Then there were some kids Jo's age, so we hung out for a little while longer. One was this girl in ladybug boots. Soon it was just these two girls, suddenly playing together like they'd known each other forever -which is almost the truth. I heard the girl's name called, and looked at the mother - and realized after a while that I met this woman for the first time over four years ago, when I auditioned for a play she was directing - and then met her and her daughter at church when the girls were about 9 months old, but hadn't seen them since. What a surprise!

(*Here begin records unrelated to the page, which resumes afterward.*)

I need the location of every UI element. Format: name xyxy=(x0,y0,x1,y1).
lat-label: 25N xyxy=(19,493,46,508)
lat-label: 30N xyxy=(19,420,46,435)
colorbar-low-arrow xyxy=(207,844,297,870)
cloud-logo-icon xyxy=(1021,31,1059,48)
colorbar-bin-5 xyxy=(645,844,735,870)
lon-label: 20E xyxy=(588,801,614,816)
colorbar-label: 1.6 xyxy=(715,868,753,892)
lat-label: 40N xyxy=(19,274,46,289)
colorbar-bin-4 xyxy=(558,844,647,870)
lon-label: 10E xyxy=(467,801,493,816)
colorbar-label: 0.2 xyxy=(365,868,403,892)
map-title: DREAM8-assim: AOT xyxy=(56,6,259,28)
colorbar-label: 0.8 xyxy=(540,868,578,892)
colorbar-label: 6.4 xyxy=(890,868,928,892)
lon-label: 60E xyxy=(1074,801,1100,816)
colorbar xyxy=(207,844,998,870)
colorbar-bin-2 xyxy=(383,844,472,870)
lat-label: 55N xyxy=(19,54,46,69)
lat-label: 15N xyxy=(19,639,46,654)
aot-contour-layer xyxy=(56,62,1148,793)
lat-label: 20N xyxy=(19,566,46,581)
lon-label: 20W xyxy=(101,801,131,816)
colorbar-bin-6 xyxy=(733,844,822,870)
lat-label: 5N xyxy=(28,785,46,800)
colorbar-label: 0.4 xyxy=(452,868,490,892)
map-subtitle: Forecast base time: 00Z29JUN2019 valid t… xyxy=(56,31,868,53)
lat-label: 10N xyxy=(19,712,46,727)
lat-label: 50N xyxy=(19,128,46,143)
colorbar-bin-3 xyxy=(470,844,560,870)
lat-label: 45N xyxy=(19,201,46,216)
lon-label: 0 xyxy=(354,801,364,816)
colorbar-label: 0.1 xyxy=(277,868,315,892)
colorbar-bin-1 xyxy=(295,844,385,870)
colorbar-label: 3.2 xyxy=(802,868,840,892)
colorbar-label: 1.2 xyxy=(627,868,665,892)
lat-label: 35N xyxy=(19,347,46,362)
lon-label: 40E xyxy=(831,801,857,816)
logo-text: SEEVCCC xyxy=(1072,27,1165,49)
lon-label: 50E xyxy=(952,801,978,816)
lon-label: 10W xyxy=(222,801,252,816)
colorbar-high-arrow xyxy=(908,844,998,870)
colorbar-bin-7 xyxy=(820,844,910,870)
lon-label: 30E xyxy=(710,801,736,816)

As the mom and I started chatting - about life, motherhood, work, identity - our girls played and played - laughing, giggling, scampering about. I've never seen Jo take to someone like this where the feeling was totally mutual - it actually gave me chills - and when we left, the new friend gave Jo a hug and wouldn't let her go! The mother literally had to untangle the two. She said her daughter never did this kind of thing, either. Obviously, we'd have to get together again.
I remember when I was about 9 years old deciding that when I grew up, I would always look people in the eyes; I would become an adult without losing myself; I would always stay real. I promised myself. But the road to 33 has been hard, and I'm not always real, I don't look strangers, even friends, in the eyes all the time.
I replay that embrace between Jo and her friend in my mind, and the simple, pure, fearless, uninhibited affection of that act both breaks and bolsters my heart.
Oh to open my arms to those I love, those I like, to those who need it, without fear of reprisal, judgment, rejection, aggression... Even if those things happen, just for that one moment of shared warmth, isn't it worth it?